Truong Jean-Michel ♦ Reproduction interdite

Reproduction interditeStrasbourg, 25 mars 2037…

Le sida n’est plus qu’un mauvais souvenir. Les gens aisés et prévoyants ne meurent plus du cancer : on prélève les organes nécessaires à leur guérison sur leur clone, reproduction parfaite des individus. Un monde meilleur? Peut-être…

Une émeute suivie d’un incendie éclate à la prison : Norbert Rettinger, le premier juge d’instruction intègre et talentueux chargé de l’enquête, découvre que trois des victimes parmi les détenus ont été condamnées par ses soins dans l’affaire du Boeuf Rouge, pour proxénétisme de clones. Trois jours plus tard, le professeur Hugues Ballin, spécialiste du clonage et prix Nobel de médecine, se suicide dans un hôtel de la ville, obéissant peut-être une dernière fois à sa devise : « if you can dream it, you must do it ».

Pourquoi un biologiste de génie, qui reçut en son temps le prix Nobel pour ses travaux sur la génétique humaine, se suiciderait-il ? Sa mort met en péril les manipulations d’un mystérieux service secret et éveille la curiosité de Norbert Rettinger. Tel un puzzle, les pièces de ce dossier – écoutes téléphoniques, rapports d’expertises, piratage d’ordinateur… – déroulent le fil d’une aventure incomparable puisqu’elle est celle de la vie même. Cette vie sur laquelle une science qui joue à l’apprenti sorcier s’arroge tous les droits.

Secondé par le commissaire de police judiciaire Simonot ainsi que le logiciel hors pair Agatha doté d’un redoutable pouvoir d’investigation des dossiers, Rettinger apprend une série de décès surprenants dans le milieu huppé des élites de la Confédération européenne et conçoit peu à peu que toutes ces affaires sont étroitement liées. Visiblement, la première société mondiale de production de clones tous azimuts fondée par Ballin fait l’objet d’une véritable guerre. Le juge ne sait pas encore que ses activités sont surveillées à tout moment par deux réseaux de services secrets rivaux alors qu’ils sont censés lutter de concert contre le bloc Islamiste : la DGSE de la Confédération et les barbouzes d’un des pays de l’Alliance outre-Atlantique.

Trafics d’influence, dissimulations de preuves, attentats, complots se multiplient sans que le processus en chaîne de la vérité que traque Rettinger ne puisse toutefois être enrayé. C’est que, touchant les travaux liés à l’embryologie humaine, les enjeux relatifs au clonage sont renversants: après l’avènement du tout-robot qui a charmé le XXème siècle (et continue de faire fureur auprès de l’Alliance), c’est désormais l’ère du tout-clone qui répond aux énormes demandes industrielle, médicale et militaire de la société des années 2040. Mais parvenues au sommet des recherches sur la vie, les élites de la Confédération, requins des finances et autres membres du gotha politique, tremblent devant la menace d’une contamination par un virus effroyable, responsable de la grande peste du XXème siècle.
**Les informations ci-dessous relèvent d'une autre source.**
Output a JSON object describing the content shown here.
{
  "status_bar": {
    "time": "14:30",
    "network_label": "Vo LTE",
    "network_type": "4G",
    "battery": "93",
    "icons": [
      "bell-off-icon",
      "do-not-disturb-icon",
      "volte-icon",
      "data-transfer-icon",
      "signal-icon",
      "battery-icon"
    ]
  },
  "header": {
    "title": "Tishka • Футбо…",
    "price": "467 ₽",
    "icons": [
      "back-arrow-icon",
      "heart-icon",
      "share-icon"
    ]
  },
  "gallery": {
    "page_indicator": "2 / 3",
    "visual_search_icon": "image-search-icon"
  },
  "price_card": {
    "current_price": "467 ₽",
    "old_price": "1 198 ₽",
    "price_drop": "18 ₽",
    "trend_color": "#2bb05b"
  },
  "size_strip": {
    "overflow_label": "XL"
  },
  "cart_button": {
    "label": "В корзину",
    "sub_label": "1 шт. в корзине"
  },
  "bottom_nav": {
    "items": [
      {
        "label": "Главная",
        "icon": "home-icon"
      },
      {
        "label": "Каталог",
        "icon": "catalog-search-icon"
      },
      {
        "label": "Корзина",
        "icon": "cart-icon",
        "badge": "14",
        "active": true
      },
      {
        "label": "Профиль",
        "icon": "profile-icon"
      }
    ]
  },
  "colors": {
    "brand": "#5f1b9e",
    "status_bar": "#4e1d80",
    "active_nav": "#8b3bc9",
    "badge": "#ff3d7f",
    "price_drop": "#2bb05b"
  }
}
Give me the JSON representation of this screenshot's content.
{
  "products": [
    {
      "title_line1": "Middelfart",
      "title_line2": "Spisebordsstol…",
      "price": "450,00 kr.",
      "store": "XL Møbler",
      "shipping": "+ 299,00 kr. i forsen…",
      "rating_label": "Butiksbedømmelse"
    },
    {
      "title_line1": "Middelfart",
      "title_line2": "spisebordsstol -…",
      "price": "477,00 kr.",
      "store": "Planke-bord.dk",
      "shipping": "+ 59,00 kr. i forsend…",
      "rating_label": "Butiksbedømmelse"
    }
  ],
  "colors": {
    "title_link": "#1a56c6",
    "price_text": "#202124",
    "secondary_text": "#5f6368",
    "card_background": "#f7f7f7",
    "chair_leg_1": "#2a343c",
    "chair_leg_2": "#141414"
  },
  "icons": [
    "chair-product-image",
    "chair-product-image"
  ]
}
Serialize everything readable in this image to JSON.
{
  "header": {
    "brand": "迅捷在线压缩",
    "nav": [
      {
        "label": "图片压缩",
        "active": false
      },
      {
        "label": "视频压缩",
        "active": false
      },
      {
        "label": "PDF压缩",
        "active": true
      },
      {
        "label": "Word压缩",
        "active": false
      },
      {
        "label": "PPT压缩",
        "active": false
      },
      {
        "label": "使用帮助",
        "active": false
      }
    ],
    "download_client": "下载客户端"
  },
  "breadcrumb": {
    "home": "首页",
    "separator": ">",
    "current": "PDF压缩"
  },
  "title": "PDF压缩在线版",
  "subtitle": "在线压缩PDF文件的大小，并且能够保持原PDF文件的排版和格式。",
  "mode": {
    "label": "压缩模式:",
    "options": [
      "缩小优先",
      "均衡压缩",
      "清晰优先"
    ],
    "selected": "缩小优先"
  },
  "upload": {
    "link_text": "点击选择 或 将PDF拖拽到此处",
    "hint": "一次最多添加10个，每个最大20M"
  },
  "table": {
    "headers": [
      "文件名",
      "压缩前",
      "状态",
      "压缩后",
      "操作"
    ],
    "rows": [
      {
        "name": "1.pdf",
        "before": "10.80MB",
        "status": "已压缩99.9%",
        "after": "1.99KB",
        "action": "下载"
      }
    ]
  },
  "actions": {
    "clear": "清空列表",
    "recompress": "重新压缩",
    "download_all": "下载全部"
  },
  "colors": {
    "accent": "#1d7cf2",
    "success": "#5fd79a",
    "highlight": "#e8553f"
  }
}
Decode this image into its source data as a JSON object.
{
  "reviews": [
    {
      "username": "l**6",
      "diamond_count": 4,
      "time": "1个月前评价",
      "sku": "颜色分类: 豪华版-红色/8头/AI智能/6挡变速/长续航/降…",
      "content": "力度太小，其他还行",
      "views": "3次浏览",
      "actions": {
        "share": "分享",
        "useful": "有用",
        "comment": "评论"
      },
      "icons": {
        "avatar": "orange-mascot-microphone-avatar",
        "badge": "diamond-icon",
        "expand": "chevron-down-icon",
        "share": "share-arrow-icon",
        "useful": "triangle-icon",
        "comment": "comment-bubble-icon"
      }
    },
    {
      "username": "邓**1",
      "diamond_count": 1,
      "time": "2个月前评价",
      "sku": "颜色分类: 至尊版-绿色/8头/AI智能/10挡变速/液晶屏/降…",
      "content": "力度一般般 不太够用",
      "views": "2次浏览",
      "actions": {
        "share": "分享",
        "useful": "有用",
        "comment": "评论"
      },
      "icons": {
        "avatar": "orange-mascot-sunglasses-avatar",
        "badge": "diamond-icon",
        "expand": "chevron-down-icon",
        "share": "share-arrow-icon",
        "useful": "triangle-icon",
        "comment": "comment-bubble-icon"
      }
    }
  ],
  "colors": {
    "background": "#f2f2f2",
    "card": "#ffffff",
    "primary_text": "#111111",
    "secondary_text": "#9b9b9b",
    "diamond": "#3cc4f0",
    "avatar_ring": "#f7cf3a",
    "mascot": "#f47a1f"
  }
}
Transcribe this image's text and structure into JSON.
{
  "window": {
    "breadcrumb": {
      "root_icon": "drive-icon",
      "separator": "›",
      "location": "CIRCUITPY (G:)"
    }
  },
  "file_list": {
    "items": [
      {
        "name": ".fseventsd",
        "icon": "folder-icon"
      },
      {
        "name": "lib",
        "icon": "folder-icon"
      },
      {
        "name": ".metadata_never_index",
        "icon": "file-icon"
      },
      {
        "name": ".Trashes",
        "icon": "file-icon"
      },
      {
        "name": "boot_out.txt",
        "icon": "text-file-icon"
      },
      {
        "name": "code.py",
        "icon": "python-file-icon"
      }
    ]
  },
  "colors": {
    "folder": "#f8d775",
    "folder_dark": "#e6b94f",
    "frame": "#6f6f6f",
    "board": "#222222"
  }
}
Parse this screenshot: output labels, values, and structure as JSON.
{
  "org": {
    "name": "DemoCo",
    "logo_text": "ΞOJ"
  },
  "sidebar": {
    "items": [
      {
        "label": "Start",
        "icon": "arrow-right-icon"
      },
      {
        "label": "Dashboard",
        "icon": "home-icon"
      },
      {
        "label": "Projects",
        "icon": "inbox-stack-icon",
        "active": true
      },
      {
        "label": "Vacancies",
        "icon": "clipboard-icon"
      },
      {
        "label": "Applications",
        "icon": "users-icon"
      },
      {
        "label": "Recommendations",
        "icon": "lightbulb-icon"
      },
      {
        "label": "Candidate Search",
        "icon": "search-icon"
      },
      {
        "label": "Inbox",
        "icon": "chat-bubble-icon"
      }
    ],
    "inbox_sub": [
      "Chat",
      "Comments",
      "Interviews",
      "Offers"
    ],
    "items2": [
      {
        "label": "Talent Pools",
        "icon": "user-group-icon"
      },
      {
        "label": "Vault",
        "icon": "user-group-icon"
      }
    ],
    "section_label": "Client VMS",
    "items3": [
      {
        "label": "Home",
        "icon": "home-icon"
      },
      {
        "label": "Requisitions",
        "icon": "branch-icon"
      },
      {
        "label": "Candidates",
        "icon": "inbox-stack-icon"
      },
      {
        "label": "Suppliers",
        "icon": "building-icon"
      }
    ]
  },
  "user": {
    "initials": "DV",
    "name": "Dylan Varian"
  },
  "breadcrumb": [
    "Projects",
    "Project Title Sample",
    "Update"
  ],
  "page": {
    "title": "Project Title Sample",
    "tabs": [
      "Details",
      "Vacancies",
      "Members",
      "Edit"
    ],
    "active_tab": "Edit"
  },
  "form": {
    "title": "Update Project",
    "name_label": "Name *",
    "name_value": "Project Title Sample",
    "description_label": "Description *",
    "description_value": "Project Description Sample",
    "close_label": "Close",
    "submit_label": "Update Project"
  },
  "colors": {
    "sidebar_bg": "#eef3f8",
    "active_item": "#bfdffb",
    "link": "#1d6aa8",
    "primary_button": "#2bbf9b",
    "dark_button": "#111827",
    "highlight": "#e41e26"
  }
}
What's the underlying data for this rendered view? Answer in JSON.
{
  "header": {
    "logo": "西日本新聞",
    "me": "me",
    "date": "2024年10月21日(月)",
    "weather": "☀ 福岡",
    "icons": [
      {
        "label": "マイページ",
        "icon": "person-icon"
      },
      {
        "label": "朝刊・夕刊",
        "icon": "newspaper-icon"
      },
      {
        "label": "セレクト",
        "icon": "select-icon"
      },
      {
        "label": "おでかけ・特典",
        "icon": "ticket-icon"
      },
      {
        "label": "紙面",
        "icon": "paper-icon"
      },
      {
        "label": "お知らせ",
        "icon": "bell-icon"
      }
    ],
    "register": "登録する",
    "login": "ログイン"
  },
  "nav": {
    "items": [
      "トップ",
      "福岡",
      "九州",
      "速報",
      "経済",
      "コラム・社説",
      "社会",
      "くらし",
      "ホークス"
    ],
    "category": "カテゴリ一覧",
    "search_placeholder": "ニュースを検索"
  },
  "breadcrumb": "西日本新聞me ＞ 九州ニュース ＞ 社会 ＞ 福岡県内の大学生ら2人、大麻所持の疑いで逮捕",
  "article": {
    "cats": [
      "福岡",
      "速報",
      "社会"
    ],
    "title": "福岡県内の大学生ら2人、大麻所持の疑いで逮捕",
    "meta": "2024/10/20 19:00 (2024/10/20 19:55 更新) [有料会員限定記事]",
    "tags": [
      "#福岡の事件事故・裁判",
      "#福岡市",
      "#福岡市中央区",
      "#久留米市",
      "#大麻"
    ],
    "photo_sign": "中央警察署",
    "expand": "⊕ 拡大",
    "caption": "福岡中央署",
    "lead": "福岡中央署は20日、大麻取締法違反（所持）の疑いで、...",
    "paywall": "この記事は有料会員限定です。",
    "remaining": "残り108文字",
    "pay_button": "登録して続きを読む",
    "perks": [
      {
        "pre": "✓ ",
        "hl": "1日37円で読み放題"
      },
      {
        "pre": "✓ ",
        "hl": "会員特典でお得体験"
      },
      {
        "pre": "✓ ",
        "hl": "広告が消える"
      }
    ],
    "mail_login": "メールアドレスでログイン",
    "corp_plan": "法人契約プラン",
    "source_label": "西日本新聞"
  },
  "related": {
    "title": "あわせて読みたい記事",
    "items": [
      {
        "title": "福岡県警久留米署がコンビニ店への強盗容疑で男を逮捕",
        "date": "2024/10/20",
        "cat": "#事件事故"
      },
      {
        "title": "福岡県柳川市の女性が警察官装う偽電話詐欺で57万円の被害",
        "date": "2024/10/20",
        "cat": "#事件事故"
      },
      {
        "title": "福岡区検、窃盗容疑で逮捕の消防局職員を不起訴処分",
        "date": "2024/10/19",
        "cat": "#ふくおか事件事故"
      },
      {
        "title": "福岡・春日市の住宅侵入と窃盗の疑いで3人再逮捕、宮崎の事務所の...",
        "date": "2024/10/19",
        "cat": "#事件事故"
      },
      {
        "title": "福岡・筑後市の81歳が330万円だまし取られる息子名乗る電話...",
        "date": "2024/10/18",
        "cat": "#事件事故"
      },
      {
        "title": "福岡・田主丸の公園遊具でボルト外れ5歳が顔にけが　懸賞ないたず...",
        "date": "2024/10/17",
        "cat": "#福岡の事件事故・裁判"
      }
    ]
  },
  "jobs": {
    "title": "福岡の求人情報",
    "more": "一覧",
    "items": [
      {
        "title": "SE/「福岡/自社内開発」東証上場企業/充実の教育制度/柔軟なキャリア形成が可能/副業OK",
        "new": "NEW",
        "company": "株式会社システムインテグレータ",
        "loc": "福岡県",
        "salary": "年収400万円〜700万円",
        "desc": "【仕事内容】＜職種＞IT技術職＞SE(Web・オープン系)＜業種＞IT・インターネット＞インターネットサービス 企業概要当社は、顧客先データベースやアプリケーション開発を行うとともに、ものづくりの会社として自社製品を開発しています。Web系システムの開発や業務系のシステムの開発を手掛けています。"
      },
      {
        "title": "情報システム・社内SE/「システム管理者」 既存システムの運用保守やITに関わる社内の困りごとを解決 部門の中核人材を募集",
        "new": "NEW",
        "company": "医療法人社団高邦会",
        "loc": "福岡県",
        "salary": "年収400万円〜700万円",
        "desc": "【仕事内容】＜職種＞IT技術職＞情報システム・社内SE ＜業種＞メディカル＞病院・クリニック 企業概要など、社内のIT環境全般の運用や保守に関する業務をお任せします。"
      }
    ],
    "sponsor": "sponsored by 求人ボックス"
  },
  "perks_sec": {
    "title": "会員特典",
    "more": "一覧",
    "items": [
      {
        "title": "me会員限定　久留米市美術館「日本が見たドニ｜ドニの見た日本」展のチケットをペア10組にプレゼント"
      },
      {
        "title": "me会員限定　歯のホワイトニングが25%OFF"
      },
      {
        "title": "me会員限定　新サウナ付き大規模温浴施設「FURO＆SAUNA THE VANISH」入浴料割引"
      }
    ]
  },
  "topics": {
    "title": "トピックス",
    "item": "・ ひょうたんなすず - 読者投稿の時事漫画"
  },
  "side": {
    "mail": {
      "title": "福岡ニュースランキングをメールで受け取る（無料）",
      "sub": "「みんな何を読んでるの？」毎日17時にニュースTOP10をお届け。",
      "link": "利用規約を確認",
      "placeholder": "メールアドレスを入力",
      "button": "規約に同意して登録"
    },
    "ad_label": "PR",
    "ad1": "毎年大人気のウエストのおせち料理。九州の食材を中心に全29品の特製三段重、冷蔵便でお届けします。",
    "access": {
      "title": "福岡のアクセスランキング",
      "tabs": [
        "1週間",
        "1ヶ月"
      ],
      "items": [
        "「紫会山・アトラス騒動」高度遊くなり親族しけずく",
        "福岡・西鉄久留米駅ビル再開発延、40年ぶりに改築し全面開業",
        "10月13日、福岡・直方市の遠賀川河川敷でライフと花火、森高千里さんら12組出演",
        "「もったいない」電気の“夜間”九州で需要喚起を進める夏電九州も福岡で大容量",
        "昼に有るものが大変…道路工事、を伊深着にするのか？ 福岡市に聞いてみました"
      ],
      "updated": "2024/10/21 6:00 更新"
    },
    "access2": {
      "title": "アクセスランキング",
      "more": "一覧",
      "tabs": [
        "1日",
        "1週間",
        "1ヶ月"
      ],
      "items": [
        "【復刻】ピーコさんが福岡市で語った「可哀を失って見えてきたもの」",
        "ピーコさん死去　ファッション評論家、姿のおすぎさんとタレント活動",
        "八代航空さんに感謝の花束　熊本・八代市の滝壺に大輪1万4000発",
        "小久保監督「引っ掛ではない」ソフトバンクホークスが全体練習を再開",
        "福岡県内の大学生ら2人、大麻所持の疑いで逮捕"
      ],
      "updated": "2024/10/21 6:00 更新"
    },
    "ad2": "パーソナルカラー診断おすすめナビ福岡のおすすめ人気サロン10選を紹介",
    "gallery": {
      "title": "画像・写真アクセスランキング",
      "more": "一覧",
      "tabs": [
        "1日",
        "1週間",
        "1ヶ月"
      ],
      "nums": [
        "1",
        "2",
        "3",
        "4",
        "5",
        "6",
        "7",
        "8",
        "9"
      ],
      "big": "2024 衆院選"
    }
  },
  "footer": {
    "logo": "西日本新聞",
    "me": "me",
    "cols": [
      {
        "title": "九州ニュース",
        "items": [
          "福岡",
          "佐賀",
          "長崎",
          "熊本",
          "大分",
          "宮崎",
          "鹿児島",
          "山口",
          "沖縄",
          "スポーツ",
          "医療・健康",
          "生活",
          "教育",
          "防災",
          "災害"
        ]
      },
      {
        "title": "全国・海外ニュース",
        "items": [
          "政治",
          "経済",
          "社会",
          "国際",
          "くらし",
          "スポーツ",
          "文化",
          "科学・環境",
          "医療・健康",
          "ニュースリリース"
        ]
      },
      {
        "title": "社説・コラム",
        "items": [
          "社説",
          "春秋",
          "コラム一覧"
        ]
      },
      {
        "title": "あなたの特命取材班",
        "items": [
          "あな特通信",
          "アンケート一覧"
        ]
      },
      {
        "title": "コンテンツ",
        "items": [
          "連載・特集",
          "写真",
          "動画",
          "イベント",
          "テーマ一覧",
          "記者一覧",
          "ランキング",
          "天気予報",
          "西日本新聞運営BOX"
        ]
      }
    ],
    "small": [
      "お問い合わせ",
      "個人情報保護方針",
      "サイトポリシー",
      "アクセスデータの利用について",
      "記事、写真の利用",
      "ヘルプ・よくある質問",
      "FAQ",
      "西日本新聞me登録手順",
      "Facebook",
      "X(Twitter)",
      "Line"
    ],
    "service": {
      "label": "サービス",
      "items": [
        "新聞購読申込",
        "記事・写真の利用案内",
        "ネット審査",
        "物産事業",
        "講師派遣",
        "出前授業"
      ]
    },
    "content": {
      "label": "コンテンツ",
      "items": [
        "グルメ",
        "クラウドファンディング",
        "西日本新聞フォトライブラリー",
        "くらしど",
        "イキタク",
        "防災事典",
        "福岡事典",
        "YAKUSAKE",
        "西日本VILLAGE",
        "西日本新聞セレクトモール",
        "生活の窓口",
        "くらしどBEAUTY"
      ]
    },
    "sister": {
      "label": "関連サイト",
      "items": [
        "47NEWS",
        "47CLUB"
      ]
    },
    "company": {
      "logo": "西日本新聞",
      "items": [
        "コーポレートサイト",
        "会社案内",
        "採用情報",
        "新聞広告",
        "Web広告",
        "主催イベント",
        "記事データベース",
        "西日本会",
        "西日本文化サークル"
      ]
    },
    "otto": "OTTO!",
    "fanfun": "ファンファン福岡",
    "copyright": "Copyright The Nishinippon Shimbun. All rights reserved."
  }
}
Entre pulsions de vie et de mort, érotisme décati et primat de l’euthanasie de masse, un balancier infernal oscille alors. Dont témoignent les relations passées, à la violence ouverte, entre Ballin, sa femme et sa fille, relations sur lesquelles le juge jette toute la lumière.

Froidement, Reproduction interdite se présente sous la forme d’un dossier constitué d’une sommation de rapports d’espions ultra confidentiels (144 au total, qui forment la trame du livre). On ne sait guère d’ailleurs avant le dénouement quelle est la cause la plus juste dans cet imbroglio. De transcriptions d’écoutes téléphoniques en violation de messageries télématiques, l’ensemble se lit comme le rapport d’autopsie d’une société en pleine décadence, ayant oublié l’humanisme de ses premiers fondateurs, obnubilée qu’elle est par la seule puissance économique. Logiciels hautement perfectionnés, messagerie rose, informations délivrées par le super-ordinateur Agatha, tout devient un heureux prétexte chez Jean-Michel Truong pour décrire les avantages mais aussi les limites de la technologie en cette moitié de XXIème siècle. On ne peut qu’adhérer à la précision des informations fournies par l’auteur dans ce roman (édité pour la première fois en 1989 !) et souligner la qualité de son pouvoir d’anticipation.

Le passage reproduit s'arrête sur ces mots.